What to do with the Loo
We are regular visitors to the Sunshine Coast and I couldn’t agree more with columnist Jane Stephens with regard to Mooloolaba’s Loo with a View.
I think the Loo with a View is a horrible out-of-date construction.
Let’s move the loos, update them, keep them easily accessible to all, and make much better use of the beautiful seafront there.
MARIAN BIRCHMORE, Bendigo
In my opinion, it is a landmark.
The Loo with a View at Mooloolaba may not be the prettiest landmark, but rather a important one for locals and tourists: it is a meeting place.
I was about 15 when it was built and, at that time, I was a tourist visiting the area annually. I then moved to the Sunshine Coast at the age of 17.
Everyone knows the loo is part of Mooloolaba’s past and present. Just because it’s not 100 years old doesn’t make it any less important.

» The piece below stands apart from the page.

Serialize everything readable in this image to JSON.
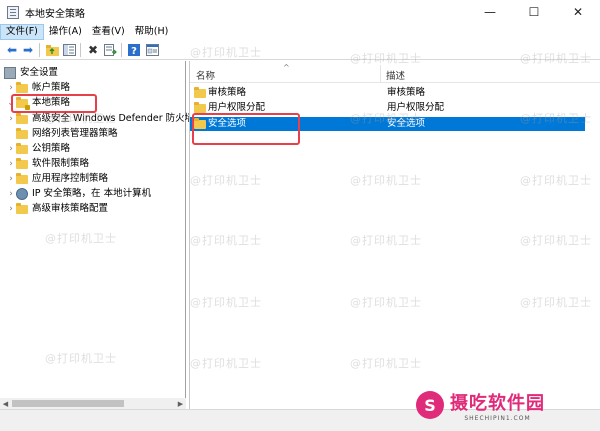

We don’t need to keep tearing things down. Instead, we should protect these things that are important.
So, it cost us a million dollars to build and now will be demolished? Why?
Is there anything really wrong with it?
Having said that, at the time this was built, I could not believe my eyes when I went into the actual loo for a wee and found the same dirty, old, broken down, extremely off-putting, seatless toilets of old. And they remain today.
The great shame of the Sunshine Coast is what I called it then and I still call it that today.
A letter to the council then resulted in no response and I know I must not have been alone in my disgust.
So, if we’re to get a new loo with a view, could council please provide decent toilets?
We must fix ramping
I write from a health professional’s perspective.
Ambulances are held up at Emergency Departments often for hours during “ramping”. This occurs when EDs are full and paramedics are unable to handover their patients.
This in turn leads to the lack of ambulances and skilled paramedics on the road to respond in emergencies.
This is a systemic issue, not the fault of the ambulance or overstretched Emergency Departments.